O jovem empresário de 26 anos desenvolveu um equipamento, patenteado, que se chama carbonizador metálico semicontínuo. Através dele a produção chega a 60 mil quilos de carvão ecológico por mês. Dentre os muitos benefícios da atividade se destacam a baixa emissão de gases na atmosfera, devido à diminuição do consumo de lenha, e a não geração de resíduos nos pátios de produção. Além disso, a qualidade do carvão produzido no carbonizador é superior a outros tipos provenientes dos métodos tradicionais.

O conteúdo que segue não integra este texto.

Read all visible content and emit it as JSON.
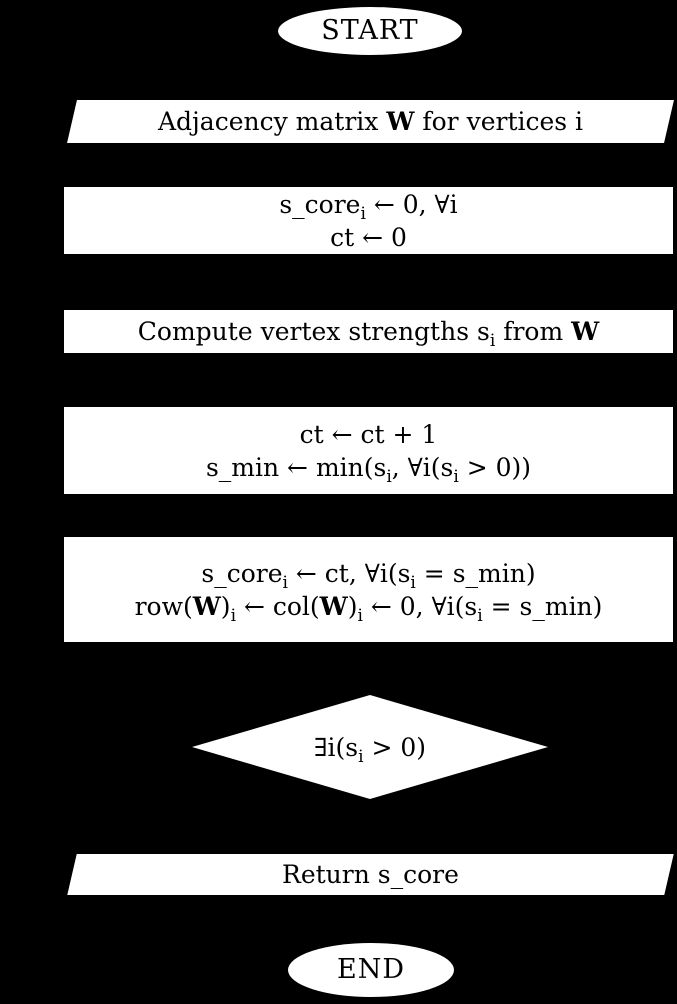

Enquanto alguns se arriscam na ilegalidade, Teotonio foi por outro caminho. Ele enfrentou a burocracia e formalizou a atividade. “A produção de carvão utilizando os carbonizadores obrigatoriamente tem que respeitar todos os parâmetros ambientais necessários e nós temos esse cuidado”, explicou. Segundo o empreendedor, a produção de carvão vegetal apresenta muitas vantagens, sendo uma delas a humanização do trabalho.
Teotonio explicou que o trabalhador da biomassa renovável está sempre ao ar livre, sem exposição ao pó do carvão, diferente do que acontece no sistema tradicional, no qual o trabalhador entra no forno de barro, com o interior a 70º C, temperatura que ameaça sua saúde.
Sem concorrentes direto na Paraíba, Teotonio explicou que o foco da empresa é o desenvolvimento de tecnologias e a geração de energia elétrica através do carvão vegetal. “Vendo por esse prisma, não há concorrente direto, porém, na produção e comércio de carvão existem sim, mas em sua maioria atua na ilegalidade”, declarou o empresário.
O principal mercado para o carvão vegetal é a indústria de ferro gusa. “O carvão entra na liga deste ferro, ou seja, não entra apenas como fonte de calor, mas sim como um componente do produto, que é a matéria-prima de aços nobres”, afirmou.
Quando se fala em carvão vegetal, os principais consumidores, na Paraíba, são as churrascarias, segundo Teotonio, embora no momento o fornecimento esteja suspenso porque a empresa está focada no desenvolvimento dos equipamentos e no estudo de mercado para lançar os saquinhos de supermercado do carvão.
Empreendedorismo que vem de família
O espírito empreendedor de Victor Teotonio ele traz no sangue. O avô, um autêntico sertanejo nascido em 1918, decidiu sair da zona rural e estudar em João Pessoa. Era um inconformado, e acabou se tornando exemplo – e fazendo seguidores. “Através desse esforço ele se tornou um homem de muito sucesso. Além dele, meus pais também têm essa vontade de crescer”, afirmou. Os melhores exemplos, portanto, o jovem encontrou dentro de casa.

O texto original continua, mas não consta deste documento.